Laura Laker May 16 2017
The so-called “Markhouse Village” area of Waltham Forest’s Mini Holland programme was one part of a £30m, borough-wide scheme to encourage cycling and walking. The entire programme should have been completed by March 2017, but was delayed due to the size and complexity of the scheme.
Residents were told by a local councillor the scheme will progress, but the council won’t know what shape it will take until after a public consultation, due to start this financial year. A local cycling campaigner says although delays are not ideal, they are understandable given the sheer scale of the work.
A letter sent by several residents to local councillors and Transport for London said they were “overjoyed” when the borough won its £30m funding bid from Transport for London “for much needed improvements to our neighbourhoods.”
The letter asks why no progress has yet been made on the scheme, one of four “village” schemes within the bid.
It says: “Markhouse area has serious issues with air pollution and aggressive driving, and residents of Boundary Road and Queens Road have experienced significant increases in through traffic since the other three Mini-Holland villages have been implemented.”
“We are a very close and diverse community with lots of families, elderly residents and schools and are starting to feel very hard done by and worried that we won’t be getting any of the benefits of this scheme.
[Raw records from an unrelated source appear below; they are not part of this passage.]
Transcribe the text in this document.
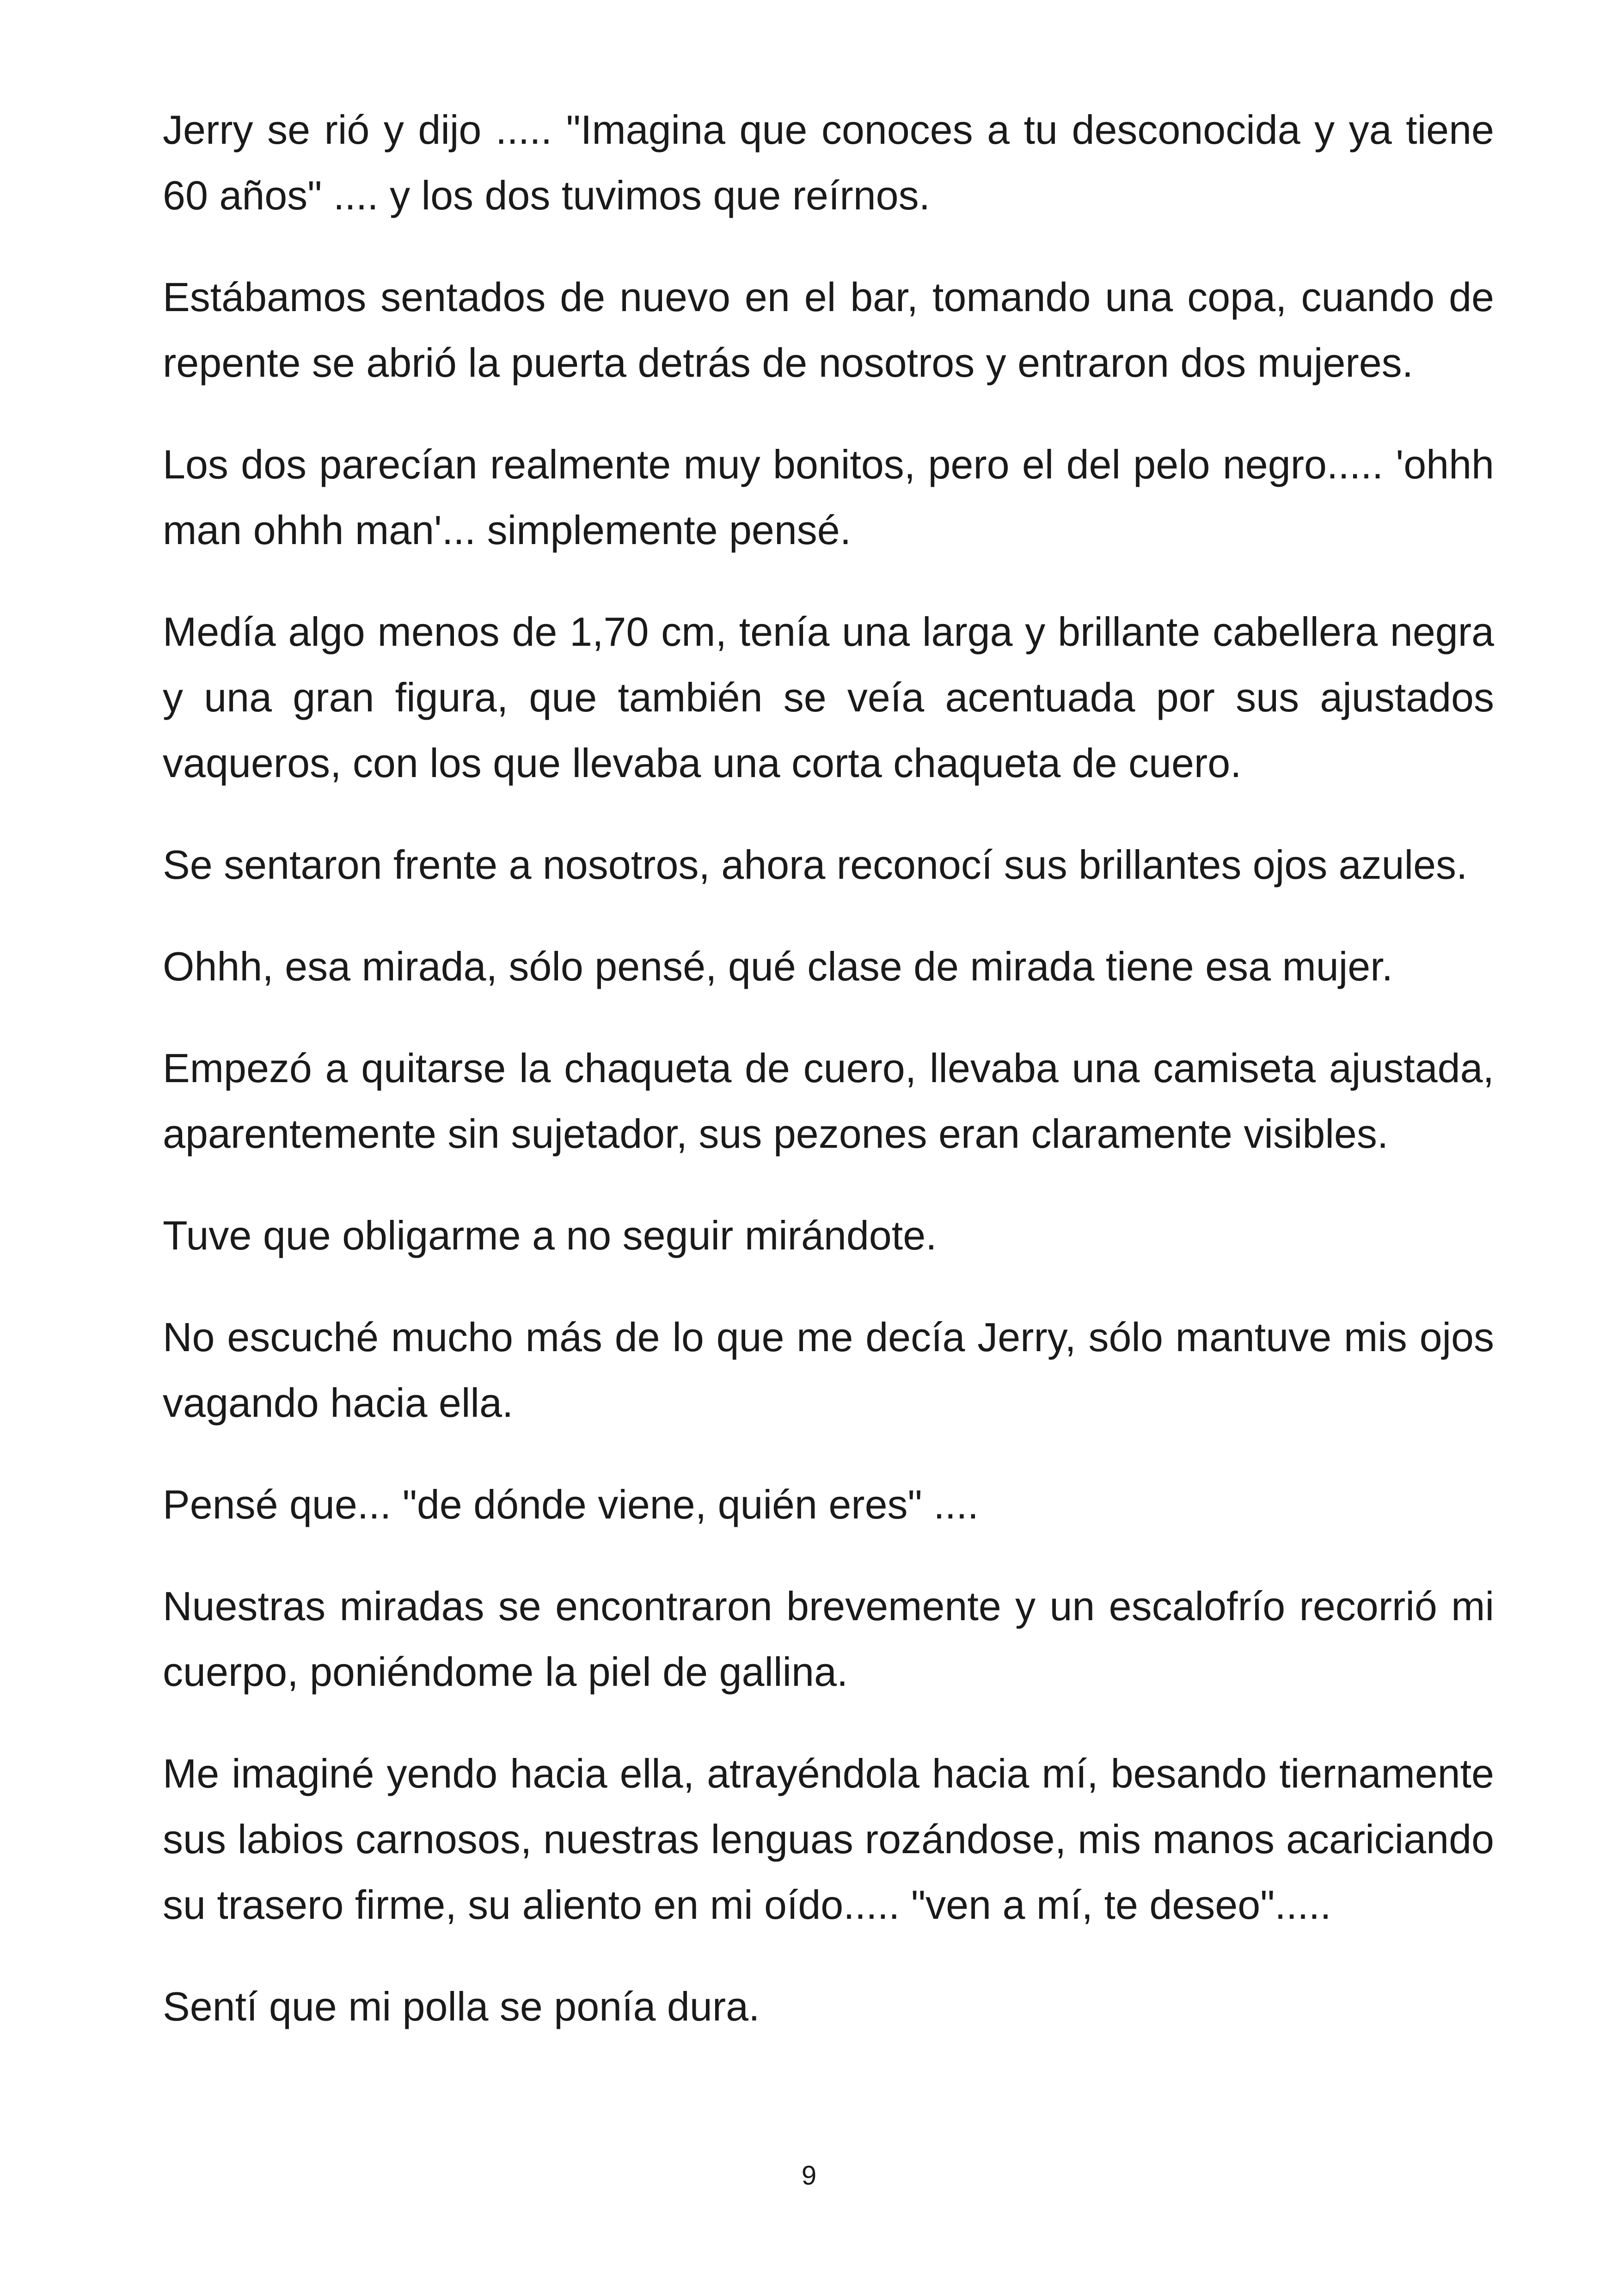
Jerry se rió y dijo ..... "Imagina que conoces a tu desconocida y ya tiene 60 años" .... y los dos tuvimos que reírnos.

Estábamos sentados de nuevo en el bar, tomando una copa, cuando de repente se abrió la puerta detrás de nosotros y entraron dos mujeres.

Los dos parecían realmente muy bonitos, pero el del pelo negro..... 'ohhh man ohhh man'... simplemente pensé.

Medía algo menos de 1,70 cm, tenía una larga y brillante cabellera negra y una gran figura, que también se veía acentuada por sus ajustados vaqueros, con los que llevaba una corta chaqueta de cuero.

Se sentaron frente a nosotros, ahora reconocí sus brillantes ojos azules.

Ohhh, esa mirada, sólo pensé, qué clase de mirada tiene esa mujer.

Empezó a quitarse la chaqueta de cuero, llevaba una camiseta ajustada, aparentemente sin sujetador, sus pezones eran claramente visibles.

Tuve que obligarme a no seguir mirándote.

No escuché mucho más de lo que me decía Jerry, sólo mantuve mis ojos vagando hacia ella.

Pensé que... "de dónde viene, quién eres" ....

Nuestras miradas se encontraron brevemente y un escalofrío recorrió mi cuerpo, poniéndome la piel de gallina.

Me imaginé yendo hacia ella, atrayéndola hacia mí, besando tiernamente sus labios carnosos, nuestras lenguas rozándose, mis manos acariciando su trasero firme, su aliento en mi oído..... "ven a mí, te deseo".....

Sentí que mi polla se ponía dura.

9
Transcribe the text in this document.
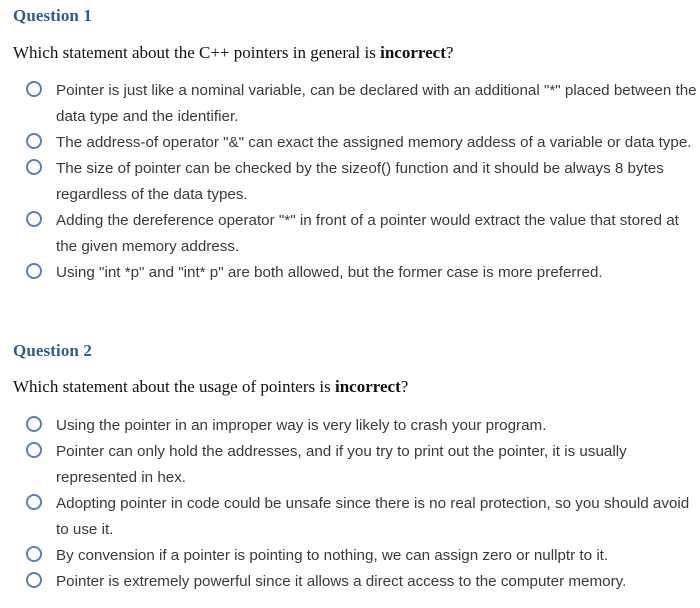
Question 1
Which statement about the C++ pointers in general is incorrect?
Pointer is just like a nominal variable, can be declared with an additional "*" placed between the data type and the identifier.
The address-of operator "&" can exact the assigned memory addess of a variable or data type.
The size of pointer can be checked by the sizeof() function and it should be always 8 bytes regardless of the data types.
Adding the dereference operator "*" in front of a pointer would extract the value that stored at the given memory address.
Using "int *p" and "int* p" are both allowed, but the former case is more preferred.
Question 2
Which statement about the usage of pointers is incorrect?
Using the pointer in an improper way is very likely to crash your program.
Pointer can only hold the addresses, and if you try to print out the pointer, it is usually represented in hex.
Adopting pointer in code could be unsafe since there is no real protection, so you should avoid to use it.
By convension if a pointer is pointing to nothing, we can assign zero or nullptr to it.
Pointer is extremely powerful since it allows a direct access to the computer memory.
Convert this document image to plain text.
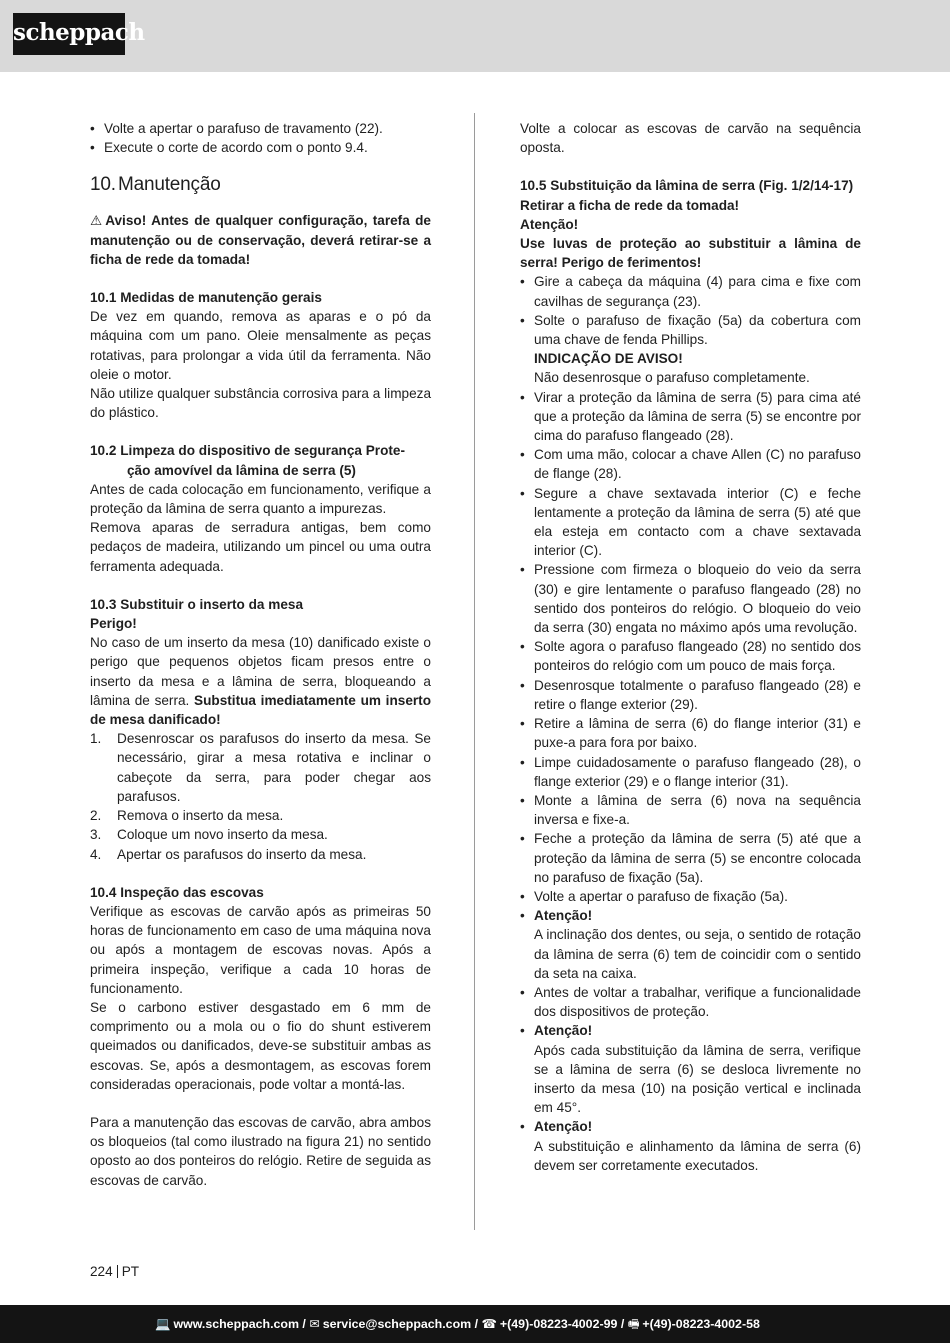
scheppach
• Volte a apertar o parafuso de travamento (22).
• Execute o corte de acordo com o ponto 9.4.
10. Manutenção

⚠ Aviso! Antes de qualquer configuração, tarefa de manutenção ou de conservação, deverá retirar-se a ficha de rede da tomada!

10.1 Medidas de manutenção gerais

De vez em quando, remova as aparas e o pó da máquina com um pano. Oleie mensalmente as peças rotativas, para prolongar a vida útil da ferramenta. Não oleie o motor.

Não utilize qualquer substância corrosiva para a limpeza do plástico.

10.2 Limpeza do dispositivo de segurança Prote-
ção amovível da lâmina de serra (5)

Antes de cada colocação em funcionamento, verifique a proteção da lâmina de serra quanto a impurezas.

Remova aparas de serradura antigas, bem como pedaços de madeira, utilizando um pincel ou uma outra ferramenta adequada.

10.3 Substituir o inserto da mesa

Perigo!

No caso de um inserto da mesa (10) danificado existe o perigo que pequenos objetos ficam presos entre o inserto da mesa e a lâmina de serra, bloqueando a lâmina de serra. Substitua imediatamente um inserto de mesa danificado!

1. Desenroscar os parafusos do inserto da mesa. Se necessário, girar a mesa rotativa e inclinar o cabeçote da serra, para poder chegar aos parafusos.
2. Remova o inserto da mesa.
3. Coloque um novo inserto da mesa.
4. Apertar os parafusos do inserto da mesa.

10.4 Inspeção das escovas

Verifique as escovas de carvão após as primeiras 50 horas de funcionamento em caso de uma máquina nova ou após a montagem de escovas novas. Após a primeira inspeção, verifique a cada 10 horas de funcionamento.

Se o carbono estiver desgastado em 6 mm de comprimento ou a mola ou o fio do shunt estiverem queimados ou danificados, deve-se substituir ambas as escovas. Se, após a desmontagem, as escovas forem consideradas operacionais, pode voltar a montá-las.

Para a manutenção das escovas de carvão, abra ambos os bloqueios (tal como ilustrado na figura 21) no sentido oposto ao dos ponteiros do relógio. Retire de seguida as escovas de carvão.

Volte a colocar as escovas de carvão na sequência oposta.

10.5 Substituição da lâmina de serra (Fig. 1/2/14-17)

Retirar a ficha de rede da tomada!

Atenção!

Use luvas de proteção ao substituir a lâmina de serra! Perigo de ferimentos!

• Gire a cabeça da máquina (4) para cima e fixe com cavilhas de segurança (23).
• Solte o parafuso de fixação (5a) da cobertura com uma chave de fenda Phillips.
INDICAÇÃO DE AVISO!
Não desenrosque o parafuso completamente.
• Virar a proteção da lâmina de serra (5) para cima até que a proteção da lâmina de serra (5) se encontre por cima do parafuso flangeado (28).
• Com uma mão, colocar a chave Allen (C) no parafuso de flange (28).
• Segure a chave sextavada interior (C) e feche lentamente a proteção da lâmina de serra (5) até que ela esteja em contacto com a chave sextavada interior (C).
• Pressione com firmeza o bloqueio do veio da serra (30) e gire lentamente o parafuso flangeado (28) no sentido dos ponteiros do relógio. O bloqueio do veio da serra (30) engata no máximo após uma revolução.
• Solte agora o parafuso flangeado (28) no sentido dos ponteiros do relógio com um pouco de mais força.
• Desenrosque totalmente o parafuso flangeado (28) e retire o flange exterior (29).
• Retire a lâmina de serra (6) do flange interior (31) e puxe-a para fora por baixo.
• Limpe cuidadosamente o parafuso flangeado (28), o flange exterior (29) e o flange interior (31).
• Monte a lâmina de serra (6) nova na sequência inversa e fixe-a.
• Feche a proteção da lâmina de serra (5) até que a proteção da lâmina de serra (5) se encontre colocada no parafuso de fixação (5a).
• Volte a apertar o parafuso de fixação (5a).
• Atenção!
A inclinação dos dentes, ou seja, o sentido de rotação da lâmina de serra (6) tem de coincidir com o sentido da seta na caixa.
• Antes de voltar a trabalhar, verifique a funcionalidade dos dispositivos de proteção.
• Atenção!
Após cada substituição da lâmina de serra, verifique se a lâmina de serra (6) se desloca livremente no inserto da mesa (10) na posição vertical e inclinada em 45°.
• Atenção!
A substituição e alinhamento da lâmina de serra (6) devem ser corretamente executados.
224 PT
💻 www.scheppach.com / ✉ service@scheppach.com / ☎ +(49)-08223-4002-99 / 🖷 +(49)-08223-4002-58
We have been patient for nearly 3 years and with the project funding about to run out in May 2018 we are very concerned.”
“We really love the work that has been completed in other areas of Walthamstow and other parts of the borough” it says, adding residents want to see road closures to limit east-west traffic through Queens Road, Boundary Road and Bowden Road, as proposed in the original bid.
In a letter to residents Cllr Clyde Loakes, deputy leader of Waltham Forest Council, said: “I can confirm that Waltham Forest Council will start to look at the Markhouse area this financial year. The initial site investigation and concept development work will happen over the next few months.”
He pointed out the Mini Holland programme includes around 30 individual projects, some of which cover large residential areas and main roads, and have been broken down into smaller sub-schemes.
Cllr Loakes, who has championed the scheme, added: “Within the overall five year programme, projects have been scheduled to progress at different stages and paces. This reflects the work involved, co-ordination and interaction between schemes, and resource availability. There are a small number of projects that have not yet started or are in their infancy, and Markhouse Village is one of them.”